A chiamare sono anche coloro che sono preoccupati per i propri cari a 3.500 chilometri di distanza in Francia. “Le morti sono insopportabili, ma c’è il lutto. La cosa peggiore in questo momento è la scomparsa. Non sappiamo se la persona è viva, se è tenuta in ostaggio, se è sana… Non si conosce la sorte di i loro cari, “Non credo che ci sia niente di peggio.” Continua lo psichiatra.
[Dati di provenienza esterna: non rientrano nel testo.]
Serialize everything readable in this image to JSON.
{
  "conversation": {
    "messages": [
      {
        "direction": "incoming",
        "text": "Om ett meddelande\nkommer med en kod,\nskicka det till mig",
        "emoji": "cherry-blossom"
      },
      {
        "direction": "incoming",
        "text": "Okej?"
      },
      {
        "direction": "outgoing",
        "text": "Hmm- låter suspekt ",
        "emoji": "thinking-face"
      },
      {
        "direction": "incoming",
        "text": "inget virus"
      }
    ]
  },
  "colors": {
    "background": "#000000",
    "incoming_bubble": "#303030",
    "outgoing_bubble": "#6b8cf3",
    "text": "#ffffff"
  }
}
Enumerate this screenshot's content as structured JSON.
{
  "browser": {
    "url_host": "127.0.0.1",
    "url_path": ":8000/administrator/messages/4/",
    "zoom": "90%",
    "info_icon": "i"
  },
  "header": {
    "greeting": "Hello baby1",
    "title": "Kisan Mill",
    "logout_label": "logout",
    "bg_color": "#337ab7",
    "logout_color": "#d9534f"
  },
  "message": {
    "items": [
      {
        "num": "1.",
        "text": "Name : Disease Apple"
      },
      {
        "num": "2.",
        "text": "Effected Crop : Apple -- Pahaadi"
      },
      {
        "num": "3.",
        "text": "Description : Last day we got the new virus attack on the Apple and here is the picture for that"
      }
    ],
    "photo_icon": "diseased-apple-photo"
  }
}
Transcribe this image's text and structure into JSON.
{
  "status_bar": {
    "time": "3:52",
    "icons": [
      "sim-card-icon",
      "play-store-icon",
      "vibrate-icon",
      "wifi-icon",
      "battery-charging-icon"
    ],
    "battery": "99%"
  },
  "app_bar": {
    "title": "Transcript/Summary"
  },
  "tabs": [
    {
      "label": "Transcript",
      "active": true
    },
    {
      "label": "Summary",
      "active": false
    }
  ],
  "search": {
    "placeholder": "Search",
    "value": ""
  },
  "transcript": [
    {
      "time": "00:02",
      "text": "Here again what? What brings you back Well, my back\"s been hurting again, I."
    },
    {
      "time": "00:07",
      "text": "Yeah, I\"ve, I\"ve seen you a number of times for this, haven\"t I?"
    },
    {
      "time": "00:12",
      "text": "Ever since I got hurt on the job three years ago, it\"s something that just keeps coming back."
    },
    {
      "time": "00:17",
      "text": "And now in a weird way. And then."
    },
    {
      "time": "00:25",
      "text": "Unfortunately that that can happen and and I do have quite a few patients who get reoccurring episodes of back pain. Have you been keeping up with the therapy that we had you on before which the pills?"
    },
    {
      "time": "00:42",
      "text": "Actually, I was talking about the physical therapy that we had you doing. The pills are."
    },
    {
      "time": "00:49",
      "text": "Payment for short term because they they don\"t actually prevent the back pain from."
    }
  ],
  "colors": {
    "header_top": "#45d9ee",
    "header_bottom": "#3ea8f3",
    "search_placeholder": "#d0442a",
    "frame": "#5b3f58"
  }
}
Infine, per una manciata di altri, questo numero può essere considerato l’unico spazio disponibile per la discussione, a causa della mancanza di ascolto di chi li circonda. “Alcuni mi dicono: Non capiamo che, pur essendo in un ambiente professionale in cui si sono formate amicizie, nessun collega ci ha fatto domande sul 7 ottobre. Perché ? Hanno paura di parlarne con noi? Sono antisemiti?» Lo riferisce Lydia Lieberman Goldenberg.

Qualunque sia il motivo della chiamata, per i volontari professionisti l’obiettivo è quello “Per evitare la sindrome da stress post-traumatico.” Ecco perché la comunicazione rimane la chiave, secondo lo specialista. “Dovremmo essere particolarmente cauti nei confronti di coloro che pensano di stare bene, che tornano alla loro vita quotidiana come se nulla fosse successo senza volerne parlare e che, sei mesi dopo, svilupperanno una grave sindrome da stress post-traumatico. Perché tutto verrà alla luce.” fine.”